The Transcentral Highway, a mountain road cutting across the spine of Cebu island, contains a stretch in the municipality of Balamban that drivers approach with dread. In Barangay Gaas, residents attribute a persistent pattern of vehicular accidents to supernatural forces. But it is at a mountainous curve in Barangay Cansumoroy, near a towering balete tree, where the highway's deadliest legacy is concentrated.
The worst incident occurred in 2010, when a bus carrying passengers along the winding mountain road lost control at the curve near the balete tree, killing 21 people. Local residents did not attribute the accident solely to road conditions or mechanical failure. They pointed to the tree — a massive balete whose aerial roots had spread across decades into a dense, twisting column that locals believed housed powerful engkantos — and to a history of accidents at that precise spot that stretched back long before the 2010 disaster.
The balete tree of Cansumoroy occupies a position of dread in local consciousness. Vehicles approaching the curve are said to suddenly decelerate or halt for no mechanical reason, as if an invisible barrier has been placed across the road. Drivers describe their steering wheels turning on their own, pulling them toward the embankment. At night, figures are seen standing at the base of the tree — shadowy and indistinct — that witnesses believe are the spirits of past accident victims, now absorbed into the tree's supernatural ecosystem.

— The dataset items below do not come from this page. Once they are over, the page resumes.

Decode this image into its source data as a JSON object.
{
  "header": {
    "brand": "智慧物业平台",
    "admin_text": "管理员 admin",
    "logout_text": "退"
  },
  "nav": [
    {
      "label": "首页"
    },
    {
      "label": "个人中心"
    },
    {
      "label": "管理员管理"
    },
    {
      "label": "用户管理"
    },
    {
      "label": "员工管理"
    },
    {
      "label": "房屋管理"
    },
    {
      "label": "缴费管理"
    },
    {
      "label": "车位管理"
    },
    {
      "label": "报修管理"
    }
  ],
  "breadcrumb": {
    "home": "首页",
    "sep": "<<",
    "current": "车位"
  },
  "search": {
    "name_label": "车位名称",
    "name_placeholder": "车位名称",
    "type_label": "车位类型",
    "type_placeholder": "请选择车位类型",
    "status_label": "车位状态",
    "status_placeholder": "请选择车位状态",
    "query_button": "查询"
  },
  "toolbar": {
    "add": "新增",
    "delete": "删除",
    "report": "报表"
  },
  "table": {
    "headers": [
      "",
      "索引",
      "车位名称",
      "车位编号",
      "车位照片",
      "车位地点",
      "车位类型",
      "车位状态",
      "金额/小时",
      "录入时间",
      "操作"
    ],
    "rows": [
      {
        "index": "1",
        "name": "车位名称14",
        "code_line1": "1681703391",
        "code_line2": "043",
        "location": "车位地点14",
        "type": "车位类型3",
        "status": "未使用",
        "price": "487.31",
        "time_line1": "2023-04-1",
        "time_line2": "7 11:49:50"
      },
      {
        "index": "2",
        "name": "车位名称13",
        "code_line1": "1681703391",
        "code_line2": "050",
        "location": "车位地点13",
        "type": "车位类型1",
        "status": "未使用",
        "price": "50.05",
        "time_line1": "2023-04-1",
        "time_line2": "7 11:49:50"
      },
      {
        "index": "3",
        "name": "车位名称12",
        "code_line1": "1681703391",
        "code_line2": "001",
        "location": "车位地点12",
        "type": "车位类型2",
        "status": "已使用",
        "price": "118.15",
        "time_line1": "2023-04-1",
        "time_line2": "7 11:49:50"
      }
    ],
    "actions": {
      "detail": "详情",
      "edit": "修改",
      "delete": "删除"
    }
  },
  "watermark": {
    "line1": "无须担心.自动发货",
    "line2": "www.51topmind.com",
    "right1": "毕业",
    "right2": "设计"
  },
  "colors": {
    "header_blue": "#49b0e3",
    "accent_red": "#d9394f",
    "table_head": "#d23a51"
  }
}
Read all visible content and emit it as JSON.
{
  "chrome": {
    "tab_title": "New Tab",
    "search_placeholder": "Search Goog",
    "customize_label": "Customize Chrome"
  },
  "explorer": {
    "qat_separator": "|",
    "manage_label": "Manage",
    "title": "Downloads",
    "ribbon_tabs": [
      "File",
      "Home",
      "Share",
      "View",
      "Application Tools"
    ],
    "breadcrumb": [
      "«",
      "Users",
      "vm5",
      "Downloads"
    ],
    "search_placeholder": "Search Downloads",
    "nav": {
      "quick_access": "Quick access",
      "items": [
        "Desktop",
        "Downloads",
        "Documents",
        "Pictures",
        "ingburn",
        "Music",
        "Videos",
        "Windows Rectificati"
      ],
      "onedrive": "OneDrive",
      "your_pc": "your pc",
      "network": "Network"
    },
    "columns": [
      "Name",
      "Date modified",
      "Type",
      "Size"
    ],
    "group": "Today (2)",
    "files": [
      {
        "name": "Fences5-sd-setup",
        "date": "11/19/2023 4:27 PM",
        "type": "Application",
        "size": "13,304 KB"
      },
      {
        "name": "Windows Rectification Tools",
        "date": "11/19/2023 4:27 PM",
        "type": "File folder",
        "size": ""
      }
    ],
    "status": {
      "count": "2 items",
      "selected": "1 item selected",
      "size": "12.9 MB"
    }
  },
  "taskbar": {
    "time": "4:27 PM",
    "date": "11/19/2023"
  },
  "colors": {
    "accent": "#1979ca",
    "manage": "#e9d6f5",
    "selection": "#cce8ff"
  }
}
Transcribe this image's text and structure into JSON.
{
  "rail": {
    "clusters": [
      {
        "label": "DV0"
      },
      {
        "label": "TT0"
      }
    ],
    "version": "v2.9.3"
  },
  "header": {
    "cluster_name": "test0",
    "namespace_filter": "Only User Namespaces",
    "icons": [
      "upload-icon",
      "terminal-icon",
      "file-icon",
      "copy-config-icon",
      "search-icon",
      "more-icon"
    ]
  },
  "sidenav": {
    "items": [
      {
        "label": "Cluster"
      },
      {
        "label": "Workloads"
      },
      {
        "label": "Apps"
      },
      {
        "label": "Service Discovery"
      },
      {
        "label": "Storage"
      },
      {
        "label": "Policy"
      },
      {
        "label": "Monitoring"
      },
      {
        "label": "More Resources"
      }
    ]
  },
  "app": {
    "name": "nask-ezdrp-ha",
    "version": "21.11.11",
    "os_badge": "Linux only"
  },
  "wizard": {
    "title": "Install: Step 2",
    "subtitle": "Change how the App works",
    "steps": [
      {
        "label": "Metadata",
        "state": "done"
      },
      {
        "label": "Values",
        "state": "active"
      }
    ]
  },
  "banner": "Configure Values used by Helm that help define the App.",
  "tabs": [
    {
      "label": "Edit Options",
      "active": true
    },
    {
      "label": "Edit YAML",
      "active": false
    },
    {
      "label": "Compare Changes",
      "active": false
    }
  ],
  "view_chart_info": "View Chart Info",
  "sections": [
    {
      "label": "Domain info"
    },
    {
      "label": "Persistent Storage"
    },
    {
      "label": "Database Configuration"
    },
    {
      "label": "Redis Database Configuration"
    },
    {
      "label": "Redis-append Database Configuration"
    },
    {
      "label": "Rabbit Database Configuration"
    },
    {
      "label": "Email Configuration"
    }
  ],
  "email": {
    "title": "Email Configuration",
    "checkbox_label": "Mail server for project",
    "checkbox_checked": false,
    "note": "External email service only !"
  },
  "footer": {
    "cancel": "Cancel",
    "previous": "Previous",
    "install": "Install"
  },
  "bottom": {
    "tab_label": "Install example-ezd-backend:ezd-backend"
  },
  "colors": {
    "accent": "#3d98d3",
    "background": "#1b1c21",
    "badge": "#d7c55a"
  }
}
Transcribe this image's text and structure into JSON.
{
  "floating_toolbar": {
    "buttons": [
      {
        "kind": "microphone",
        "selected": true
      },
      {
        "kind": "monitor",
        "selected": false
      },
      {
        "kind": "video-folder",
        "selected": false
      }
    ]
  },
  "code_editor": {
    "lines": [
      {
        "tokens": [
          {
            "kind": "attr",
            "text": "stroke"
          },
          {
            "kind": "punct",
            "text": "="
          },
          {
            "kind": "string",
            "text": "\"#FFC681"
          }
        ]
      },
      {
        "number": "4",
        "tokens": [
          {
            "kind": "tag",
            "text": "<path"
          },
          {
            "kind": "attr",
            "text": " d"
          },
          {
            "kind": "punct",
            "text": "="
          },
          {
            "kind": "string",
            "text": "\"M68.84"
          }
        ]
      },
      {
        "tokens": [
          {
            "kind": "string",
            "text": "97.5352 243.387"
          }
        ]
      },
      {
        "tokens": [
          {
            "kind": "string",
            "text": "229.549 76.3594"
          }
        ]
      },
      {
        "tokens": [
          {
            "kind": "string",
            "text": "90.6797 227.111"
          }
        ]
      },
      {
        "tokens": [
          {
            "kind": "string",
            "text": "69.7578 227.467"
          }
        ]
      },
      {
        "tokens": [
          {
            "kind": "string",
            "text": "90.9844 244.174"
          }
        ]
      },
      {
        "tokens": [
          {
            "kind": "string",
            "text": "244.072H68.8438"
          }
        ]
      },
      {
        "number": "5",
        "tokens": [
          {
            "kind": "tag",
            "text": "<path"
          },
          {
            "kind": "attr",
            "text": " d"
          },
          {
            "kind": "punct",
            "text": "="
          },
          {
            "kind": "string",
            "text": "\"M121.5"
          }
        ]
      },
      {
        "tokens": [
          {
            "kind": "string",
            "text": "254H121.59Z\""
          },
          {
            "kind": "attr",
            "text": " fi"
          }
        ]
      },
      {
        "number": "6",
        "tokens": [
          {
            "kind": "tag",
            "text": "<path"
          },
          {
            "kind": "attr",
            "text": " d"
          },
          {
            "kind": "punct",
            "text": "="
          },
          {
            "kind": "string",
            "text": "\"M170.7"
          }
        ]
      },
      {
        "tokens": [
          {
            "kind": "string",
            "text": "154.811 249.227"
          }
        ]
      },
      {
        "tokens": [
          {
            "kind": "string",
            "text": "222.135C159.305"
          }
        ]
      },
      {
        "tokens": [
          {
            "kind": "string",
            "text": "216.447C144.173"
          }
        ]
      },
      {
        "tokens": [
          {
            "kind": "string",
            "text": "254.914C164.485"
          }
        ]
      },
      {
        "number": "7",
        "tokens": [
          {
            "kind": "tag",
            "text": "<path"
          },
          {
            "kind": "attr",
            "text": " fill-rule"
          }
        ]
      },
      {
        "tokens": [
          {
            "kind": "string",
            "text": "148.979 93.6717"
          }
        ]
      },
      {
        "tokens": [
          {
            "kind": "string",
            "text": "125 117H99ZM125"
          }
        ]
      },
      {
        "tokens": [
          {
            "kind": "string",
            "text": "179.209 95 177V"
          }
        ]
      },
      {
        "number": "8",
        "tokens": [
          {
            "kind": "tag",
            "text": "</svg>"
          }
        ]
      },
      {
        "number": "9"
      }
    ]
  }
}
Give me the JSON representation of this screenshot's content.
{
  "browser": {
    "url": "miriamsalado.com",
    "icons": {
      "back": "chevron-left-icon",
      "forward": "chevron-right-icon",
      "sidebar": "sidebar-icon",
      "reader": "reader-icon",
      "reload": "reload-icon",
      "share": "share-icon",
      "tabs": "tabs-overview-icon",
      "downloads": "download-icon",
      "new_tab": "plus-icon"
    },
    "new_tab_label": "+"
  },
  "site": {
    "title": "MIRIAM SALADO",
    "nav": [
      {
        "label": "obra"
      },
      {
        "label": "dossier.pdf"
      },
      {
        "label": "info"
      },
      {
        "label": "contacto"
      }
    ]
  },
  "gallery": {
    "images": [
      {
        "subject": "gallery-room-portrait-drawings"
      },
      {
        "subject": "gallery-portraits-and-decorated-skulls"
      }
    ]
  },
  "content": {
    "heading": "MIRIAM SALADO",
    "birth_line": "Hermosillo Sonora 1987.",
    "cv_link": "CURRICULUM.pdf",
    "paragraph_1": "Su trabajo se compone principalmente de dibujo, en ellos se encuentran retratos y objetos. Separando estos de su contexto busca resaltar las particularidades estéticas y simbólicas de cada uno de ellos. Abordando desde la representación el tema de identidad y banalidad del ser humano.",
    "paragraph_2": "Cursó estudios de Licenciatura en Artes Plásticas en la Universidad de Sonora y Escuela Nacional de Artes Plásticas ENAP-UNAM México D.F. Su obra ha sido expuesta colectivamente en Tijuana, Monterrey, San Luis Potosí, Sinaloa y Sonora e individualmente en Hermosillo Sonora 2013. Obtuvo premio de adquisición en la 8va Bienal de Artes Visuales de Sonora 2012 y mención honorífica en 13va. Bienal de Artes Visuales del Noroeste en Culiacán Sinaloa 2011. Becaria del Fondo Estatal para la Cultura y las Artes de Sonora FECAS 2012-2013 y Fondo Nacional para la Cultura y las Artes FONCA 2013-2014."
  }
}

In Cebuano folk belief, balete trees are not merely inhabited by spirits — they are portals between the visible world and the realm of the engkantos. A balete tree positioned at a dangerous mountain curve creates a convergence of physical and supernatural hazard that locals regard as intentional: the engkantos chose that location because the terrain already made it a place of death, and each new accident feeds the tree's power. Residents have performed rituals at the site and placed offerings at the tree's base, but the accidents continue.